De par leurs effets sur la croissance de la plante, les fabricants de fertilisants ont cherché à intégrer les inoculums mycorhiziens dans leurs préparations. Les homologations garantissent la composition mycorhizienne (c'est-à-dire la présence de spores ou propagules de champignon mycorhizien), son innocuité et son efficacité dans le respect des conditions d'utilisation. Les fertilisants vendus sans homologation spécifique, sous la norme obligatoire « amendement organique » ou « engrais », ne peuvent pas – à ce jour – être enrichis en micro-organismes, y compris des mycorhizes. Certains en contiennent pourtant et sont autorisés à la vente : le broyat de racines mycorhizées incorporé est considéré comme un ingrédient organique, matière première possible d'un engrais ou d'un amendement organique. Dans ce cas, la composition mycorhizienne (par exemple, en nombre de propagules par gramme) renseignée sur l'étiquette engage le fabricant, qui ne peut cependant revendiquer aucun effet particulier des mycorhizes. Les préparations se présentent sous la forme de poudre ou de granulés à mélanger au substrat ou au pralin avant plantation, à injecter dans le sol ou à incorporer dans l'eau d'arrosage. La consigne à respecter : les spores doivent entrer en contact physique avec les racines qu'elles colonisent. Depuis la parution de l'amendement A4 à la norme supports de culture NF U 44-551, en septembre 2010, les supports de culture peuvent être commercialisés avec des préparations microbiennes, donc des inoculums mycorhiziens (4). Ces préparations doivent avoir fait l'objet d'une homologation pour l'usage support de culture. « Ce qui fait la qualité d'un terreau enrichi en propagules mycorhiziennes, c'est la quantité de spores qu'il contient, affirme Claude Plassard. Il faut pouvoir connaître cette quantité. »

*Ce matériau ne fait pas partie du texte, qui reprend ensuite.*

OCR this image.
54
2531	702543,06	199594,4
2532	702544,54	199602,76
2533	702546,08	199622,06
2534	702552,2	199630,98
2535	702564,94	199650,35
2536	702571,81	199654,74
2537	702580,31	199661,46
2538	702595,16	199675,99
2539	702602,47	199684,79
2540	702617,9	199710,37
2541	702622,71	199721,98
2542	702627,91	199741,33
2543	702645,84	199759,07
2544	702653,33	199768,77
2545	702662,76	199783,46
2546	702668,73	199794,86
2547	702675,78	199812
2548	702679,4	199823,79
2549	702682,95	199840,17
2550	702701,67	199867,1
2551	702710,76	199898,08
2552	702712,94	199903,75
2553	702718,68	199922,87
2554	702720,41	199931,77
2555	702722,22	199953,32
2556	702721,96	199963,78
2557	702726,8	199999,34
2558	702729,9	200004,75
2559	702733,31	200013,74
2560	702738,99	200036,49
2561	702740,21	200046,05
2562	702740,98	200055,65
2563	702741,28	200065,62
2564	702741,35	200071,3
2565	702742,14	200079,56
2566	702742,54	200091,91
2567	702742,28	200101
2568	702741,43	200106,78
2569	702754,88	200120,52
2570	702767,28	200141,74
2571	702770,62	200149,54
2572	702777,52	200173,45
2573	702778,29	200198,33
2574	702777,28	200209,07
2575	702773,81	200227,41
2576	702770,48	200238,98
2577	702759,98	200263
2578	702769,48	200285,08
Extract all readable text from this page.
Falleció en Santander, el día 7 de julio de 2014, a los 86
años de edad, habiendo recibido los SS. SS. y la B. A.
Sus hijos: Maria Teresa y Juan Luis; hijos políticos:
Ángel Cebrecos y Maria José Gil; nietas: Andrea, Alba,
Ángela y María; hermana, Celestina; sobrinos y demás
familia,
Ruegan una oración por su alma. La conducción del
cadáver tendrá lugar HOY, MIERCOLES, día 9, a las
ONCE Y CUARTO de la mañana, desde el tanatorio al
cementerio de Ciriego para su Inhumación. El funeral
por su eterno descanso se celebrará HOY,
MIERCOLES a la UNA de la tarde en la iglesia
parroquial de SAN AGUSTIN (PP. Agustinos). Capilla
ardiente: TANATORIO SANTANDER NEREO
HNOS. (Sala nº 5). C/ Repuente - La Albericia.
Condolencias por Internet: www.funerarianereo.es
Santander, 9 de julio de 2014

6 SUIVI DE LA MYCORHIZATION.
Au moment de l'inoculation, que ce soit par l'intermédiaire d'un fertilisant organique ou du substrat, le producteur doit prendre des précautions. Il peut observer un net effet bénéfique sur sa culture... ou pas. D'où l'intérêt de contrôler la mycorhization. L'UMR « Plante, microbe, environnement » développe ainsi des sondes moléculaires pour identifier et évaluer quantitativement les champignons mycorhiziens dans les substrats et les racines. En 2009, Plante et cité (plate-forme nationale d'expérimentations et de conseils techniques à destination des services espaces verts, collectivités territoriales et entreprises du paysage) et l'Inra-Nancy ont mis en place une procédure simplifiée pour permettre aux gestionnaires d'espaces verts d'évaluer le statut mycorhizien (taux de mycorhization et type de mycorhizes) des arbres en ville.

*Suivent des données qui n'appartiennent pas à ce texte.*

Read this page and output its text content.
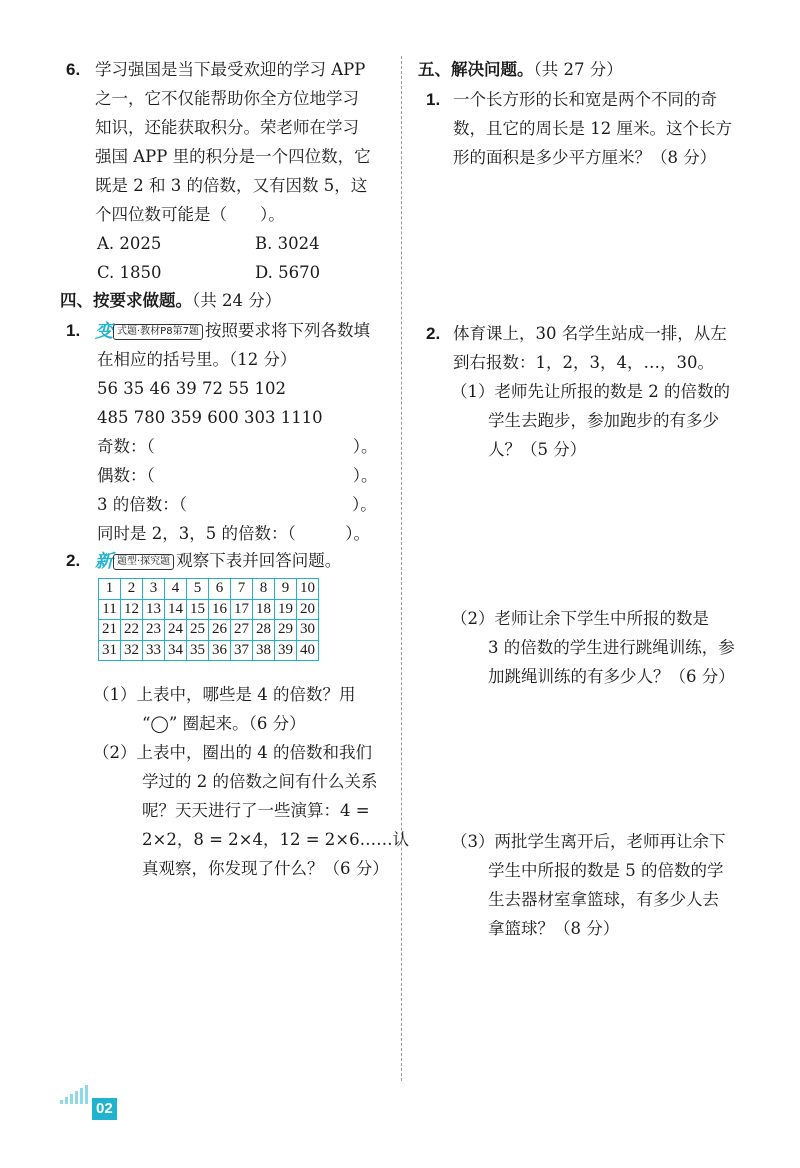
6. 学习强国是当下最受欢迎的学习 APP
之一，它不仅能帮助你全方位地学习
知识，还能获取积分。荣老师在学习
强国 APP 里的积分是一个四位数，它
既是 2 和 3 的倍数，又有因数 5，这
个四位数可能是（　　）。
A. 2025	B. 3024
C. 1850	D. 5670
四、按要求做题。（共 24 分）
1. 变 式题·教材P8第7题 按照要求将下列各数填
在相应的括号里。（12 分）
56 35 46 39 72 55 102
485 780 359 600 303 1110
奇数：（　　　　　　　　　　　　）。
偶数：（　　　　　　　　　　　　）。
3 的倍数：（　　　　　　　　　　）。
同时是 2，3，5 的倍数：（　　　）。
2. 新 题型·探究题 观察下表并回答问题。
1	2	3	4	5	6	7	8	9	10
11	12	13	14	15	16	17	18	19	20
21	22	23	24	25	26	27	28	29	30
31	32	33	34	35	36	37	38	39	40
（1）上表中，哪些是 4 的倍数？用
“◯” 圈起来。（6 分）
（2）上表中，圈出的 4 的倍数和我们
学过的 2 的倍数之间有什么关系
呢？天天进行了一些演算：4 =
2×2，8 = 2×4，12 = 2×6……认
真观察，你发现了什么？（6 分）
五、解决问题。（共 27 分）
1. 一个长方形的长和宽是两个不同的奇
数，且它的周长是 12 厘米。这个长方
形的面积是多少平方厘米？（8 分）
2. 体育课上，30 名学生站成一排，从左
到右报数：1，2，3，4，…，30。
（1）老师先让所报的数是 2 的倍数的
学生去跑步，参加跑步的有多少
人？（5 分）
（2）老师让余下学生中所报的数是
3 的倍数的学生进行跳绳训练，参
加跳绳训练的有多少人？（6 分）
（3）两批学生离开后，老师再让余下
学生中所报的数是 5 的倍数的学
生去器材室拿篮球，有多少人去
拿篮球？（8 分）
02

L'installation et l'évolution des mycorhizes dépendent de nombreux facteurs, qui restent à préciser. Soumises à l'influence des conditions de travail du sol, de fertilisation, d'irrigation, de pollution..., les mycorhizes interagissent également avec des bactéries du sol – appelées bactéries auxiliaires à la mycorhization –, ainsi qu'avec les autres mycorhizes et champignons, voire même avec certains prédateurs et parasites aériens des plantes.
Valérie Vidril
(1) La relation mycorhizienne n'est pas exclusivement symbiotique ; elle peut évoluer de la symbiose au parasitisme en passant par la saprotrophie, selon le stade de développement du champignon, les conditions du milieu... (2) Unité mixte de recherche. (3) Centre national de la recherche scientifique. (4) Deux autres types d'additifs sont autorisés : les substances humiques et les stimulateurs de croissance et/ou de développement des plantes. Ils s'ajoutent aux additifs précédemment admis : les engrais (homologués ou conformes à une norme obligatoire), les mouillants et les hydrorétenteurs.